The Foreign Account Tax Compliance Act (FATCA) is intended to increase transparency for the IRS with respect to US persons that may be investing and earning US income through non-US institutions.
It is clear that the new FATCA reporting and withholding regime will impact not only processes and procedures designed to mitigate risk and ensure compliance, but also the technology used by foreign banks and multi-national corporations.
Proposed FATCA regulations, including a draft FFI agreement, are expected by the end of 2011.
Effective for payments made in 2014, new FATCA rules are designed to flush out US ownership or US beneficial interests in foreign entities and foreign financial accounts.

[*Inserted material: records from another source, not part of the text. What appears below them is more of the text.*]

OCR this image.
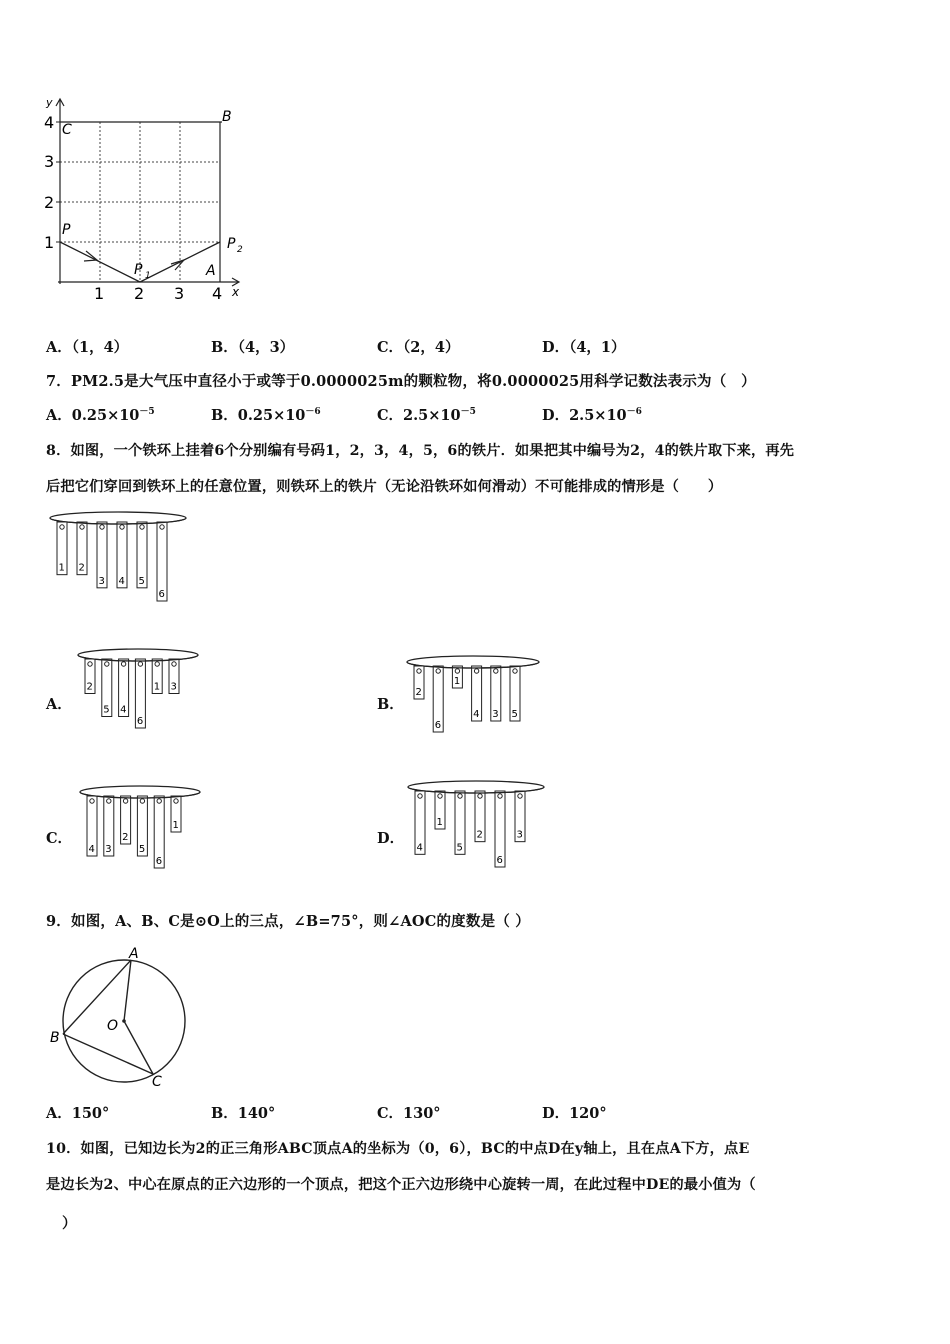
y
x
4
3
2
1
1 2 3 4
C
B
P
P 1	A
P 2
A．（1，4）	B．（4，3）	C．（2，4）	D．（4，1）
7．PM2.5是大气压中直径小于或等于0.0000025m的颗粒物，将0.0000025用科学记数法表示为（　）
A．$0.25\times 10^{-5}$	B．$0.25\times 10^{-6}$	C．$2.5\times 10^{-5}$	D．$2.5\times 10^{-6}$
8．如图，一个铁环上挂着6个分别编有号码1，2，3，4，5，6的铁片．如果把其中编号为2，4的铁片取下来，再先
后把它们穿回到铁环上的任意位置，则铁环上的铁片（无论沿铁环如何滑动）不可能排成的情形是（　　）
1 2
3 4 5
6
A．
2
5 4
6
1 3
B．
2
6
1
4 3 5
C．
4 3
2
5
6
1
D．
4
1
5
2
6
3
9．如图，A、B、C是⊙O上的三点，∠B=75°，则∠AOC的度数是（ ）
A
B
C
O
A．150°	B．140°	C．130°	D．120°
10．如图，已知边长为2的正三角形ABC顶点A的坐标为（0，6），BC的中点D在y轴上，且在点A下方，点E
是边长为2、中心在原点的正六边形的一个顶点，把这个正六边形绕中心旋转一周，在此过程中DE的最小值为（
）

It is more than likely that companies will need to modify their current systems, controls and processes to comply with these regulations.
The FATCA requirements for new documentation, reporting and tax withholding are generally divided between those affecting payments to foreign financial institutions (FFIs) covered in I.R.C. §1471 and those affecting payments to non-financial foreign entities (NFFEs) covered in I.R.C. §1472.
To meet the documentation requirement, a FFI is required to enter into an agreement with the IRS by June 30, 2013, in which the FFI agrees to undertake certain due diligence, reporting and withholding responsibilities for US account holders.
Three Types of FFIs
A broad definition of an FFI includes:
Any foreign entity that accepts deposits in the ordinary course of a banking or similar business,
Holds financial assets for the account of others as a substantial portion of its business, or
Is engaged (or holding themselves out to be) primarily in the business of investing, reinvesting or trading in securities, partnership interests or commodities (such as mutual funds or hedge funds).
So, for all foreign payees you will need to determine:
- Whether the payee is a FFI and, if so, whether it is a participating FFI (has entered into an agreement with the IRS), a deemed-compliant FFI, a FFI treated as a NFFE so subject to §1472 compliance, or a non-participating FFI requiring withholding.
- If not an FFI, whether the NFFE is to be treated as an excepted payee based on its beneficial owners or whether the payment itself is excepted to determine if the NFFE is subject to certification and withholding requirements.